Gens de Clermont VI- Lis ou jette des pierres au soleil

Gens de Clermont VI- Lis ou jette des pierres au soleil

Lis ou jette des pierres au soleil

de la lecture

J’ai recueilli la parole de près d’une trentaine de personnes au sujet de la lecture, de leurs souvenirs, de leurs plaisirs, leur manière de lire. Dans ce texte apparaissent les manies et les joies de lecteur, leurs frustrations aussi, la manière

« CHORYPHÉE- Pendant de longues années, j’ai eu honte, honte parce que je n’avais pas l’argent pour acheter les livres, honte aussi de mon désir de livre. Je rentrais dans la librairie, essayais de prendre l’air le plus désinvolte, probablement que je devais un peu hausser le menton, comme ça, et je passais entre les travées, j’avais envie de laisser glisser mes mains sur les couvertures, apprécier la densité des piles, ouvrir les livres, lire des mots imprimés, en chercher le relief, peut-être même parcourir les premières lignes et les sentir, fourrer mon nez entre les plis des pages, comparer leurs odeurs ; mais je gardais mes mains contre moi, honteuse de cette sensualité criminelle. L’achat signait la propriété, la propriété la consommation licite ; frustrée, je contenais mes pulsions, l’émoi humide de cette abondance autour de moi, que de livres, que d’érotisme, que de plaisirs. Persuadée que ma discrétion ne pouvait être totale et ma culpabilité évidente, je ne restais pas plus de vingt minutes comme pour mimer une flânerie accidentelle ; nonchalante, élégante, je prenais l’air d’une aristocrate imaginaire, probablement chopée chez Proust ou Mme de Lafayette et je finissais au rayon papeterie. Là, je cherchais le crayon, le stylo, l’objet le moins cher – hors de question qu’on pense que je ne pouvais rien me payer, je passais à la caisse, recouvrant un peu de fierté, comme pour m’acquitter du prix d’entrée de ce lieu de luxure ; je détestais que ce temps vulgaire et boutiquier s’éternise, que l’on m’observe ridicule sans livre à la main. Alors passée la porte de sortie, je pressais le pas, je courais, tout émue d’avoir été émue, tout heureuse d’avoir goûté à des plaisirs défendus. (Silence)

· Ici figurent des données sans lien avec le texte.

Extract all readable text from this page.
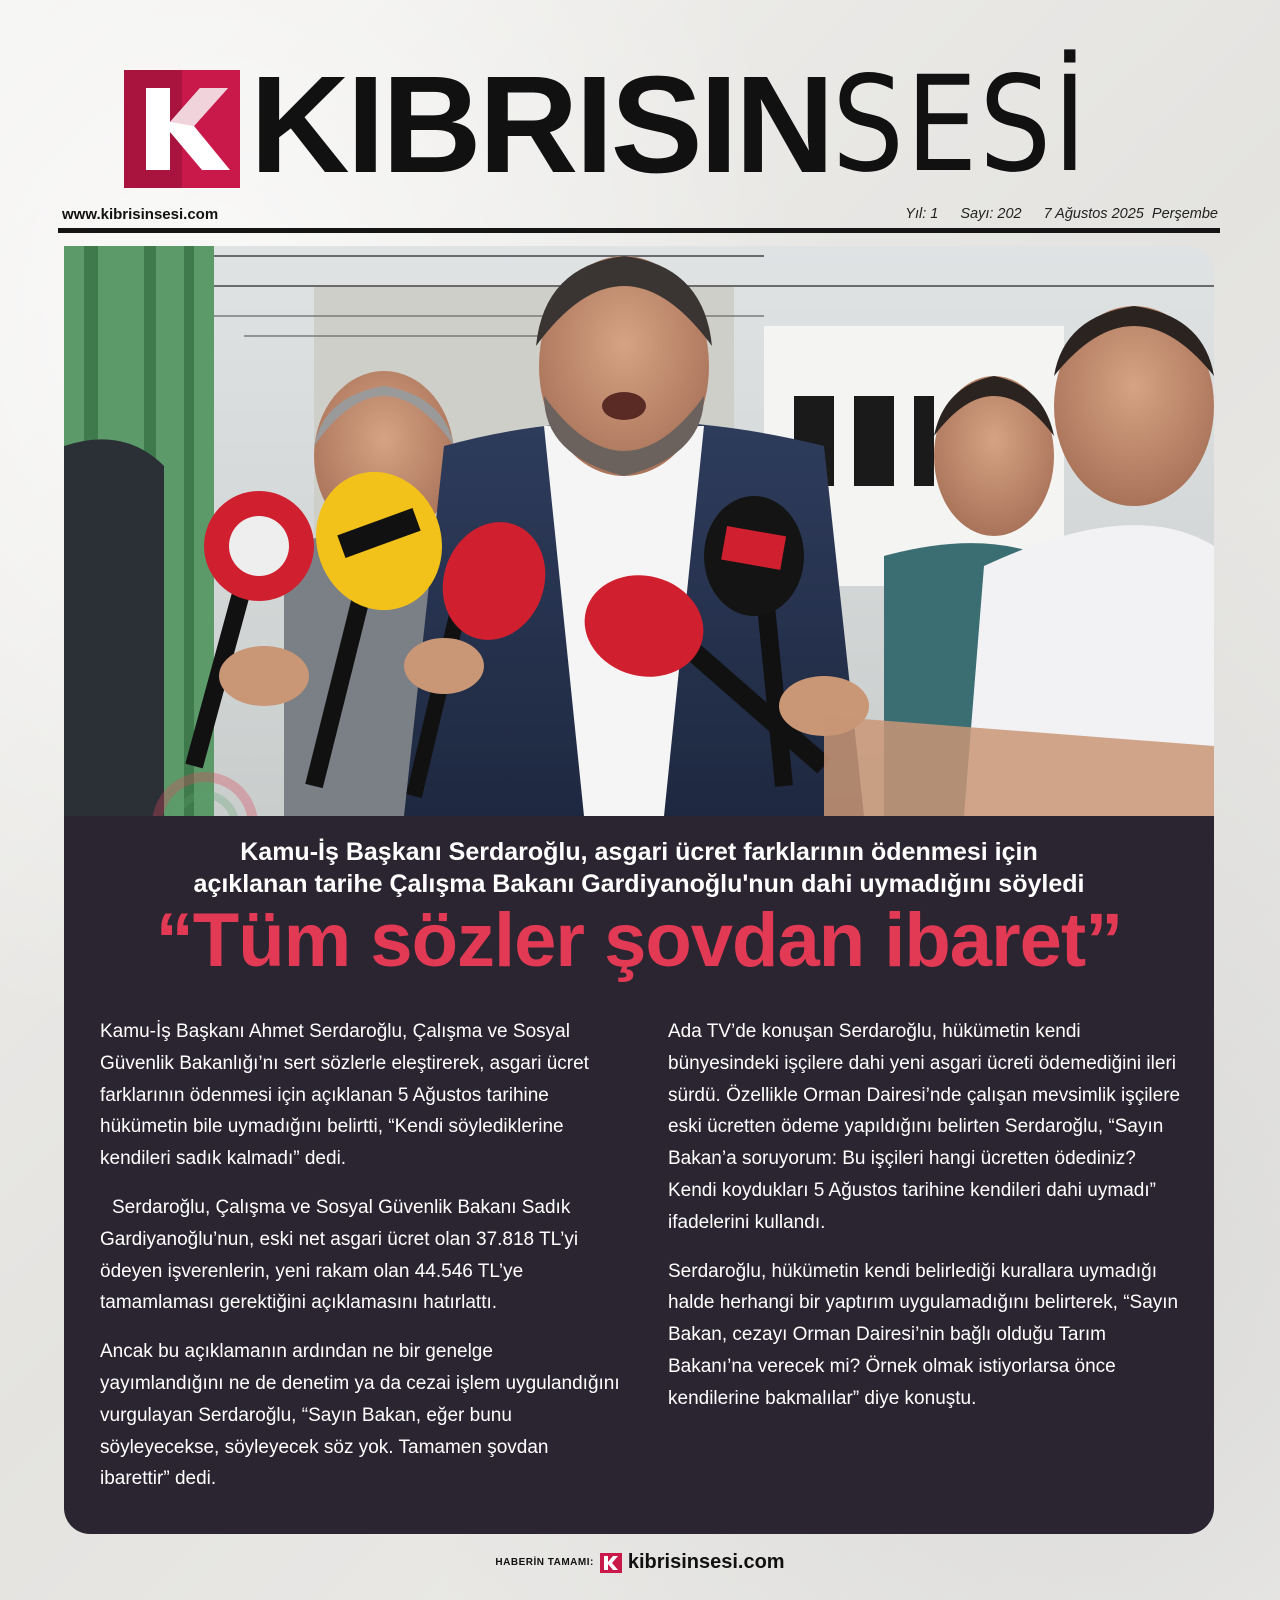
KIBRISIN SESİ
www.kibrisinsesi.com	Yıl: 1 Sayı: 202 7 Ağustos 2025 Perşembe
Kamu-İş Başkanı Serdaroğlu, asgari ücret farklarının ödenmesi için
açıklanan tarihe Çalışma Bakanı Gardiyanoğlu'nun dahi uymadığını söyledi
“Tüm sözler şovdan ibaret”

Kamu-İş Başkanı Ahmet Serdaroğlu, Çalışma ve Sosyal Güvenlik Bakanlığı’nı sert sözlerle eleştirerek, asgari ücret farklarının ödenmesi için açıklanan 5 Ağustos tarihine hükümetin bile uymadığını belirtti, “Kendi söylediklerine kendileri sadık kalmadı” dedi.

Serdaroğlu, Çalışma ve Sosyal Güvenlik Bakanı Sadık Gardiyanoğlu’nun, eski net asgari ücret olan 37.818 TL’yi ödeyen işverenlerin, yeni rakam olan 44.546 TL’ye tamamlaması gerektiğini açıklamasını hatırlattı.

Ancak bu açıklamanın ardından ne bir genelge yayımlandığını ne de denetim ya da cezai işlem uygulandığını vurgulayan Serdaroğlu, “Sayın Bakan, eğer bunu söyleyecekse, söyleyecek söz yok. Tamamen şovdan ibarettir” dedi.

Ada TV’de konuşan Serdaroğlu, hükümetin kendi bünyesindeki işçilere dahi yeni asgari ücreti ödemediğini ileri sürdü. Özellikle Orman Dairesi’nde çalışan mevsimlik işçilere eski ücretten ödeme yapıldığını belirten Serdaroğlu, “Sayın Bakan’a soruyorum: Bu işçileri hangi ücretten ödediniz? Kendi koydukları 5 Ağustos tarihine kendileri dahi uymadı” ifadelerini kullandı.

Serdaroğlu, hükümetin kendi belirlediği kurallara uymadığı halde herhangi bir yaptırım uygulamadığını belirterek, “Sayın Bakan, cezayı Orman Dairesi’nin bağlı olduğu Tarım Bakanı’na verecek mi? Örnek olmak istiyorlarsa önce kendilerine bakmalılar” diye konuştu.

HABERİN TAMAMI: kibrisinsesi.com
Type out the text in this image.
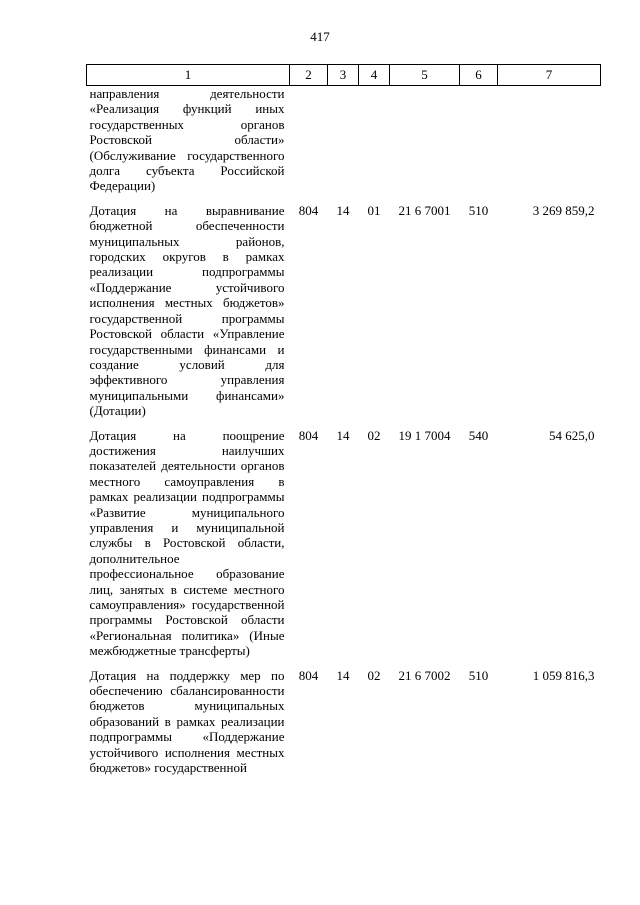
417
1	2	3	4	5	6	7
направления деятельности «Реализация функций иных государственных органов Ростовской области» (Обслуживание государственного долга субъекта Российской Федерации)						
Дотация на выравнивание бюджетной обеспеченности муниципальных районов, городских округов в рамках реализации подпрограммы «Поддержание устойчивого исполнения местных бюджетов» государственной программы Ростовской области «Управление государственными финансами и создание условий для эффективного управления муниципальными финансами» (Дотации)	804	14	01	21 6 7001	510	3 269 859,2
Дотация на поощрение достижения наилучших показателей деятельности органов местного самоуправления в рамках реализации подпрограммы «Развитие муниципального управления и муниципальной службы в Ростовской области, дополнительное профессиональное образование лиц, занятых в системе местного самоуправления» государственной программы Ростовской области «Региональная политика» (Иные межбюджетные трансферты)	804	14	02	19 1 7004	540	54 625,0
Дотация на поддержку мер по обеспечению сбалансированности бюджетов муниципальных образований в рамках реализации подпрограммы «Поддержание устойчивого исполнения местных бюджетов» государственной	804	14	02	21 6 7002	510	1 059 816,3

Aujourd’hui, lorsque je me promène dans la librairie, je suis étrangement à l’aise, j’ai les moyens de jouir de mes plaisirs, je me permets les attouchements de pages et de couverture, je me permets le temps long, surtout, je sais quoi faire en écrivaine qui désire écrire, au milieu des livres, c’est l’eucharistie joyeuse qui transforme les mots en élan de vie, j’en suis ivre.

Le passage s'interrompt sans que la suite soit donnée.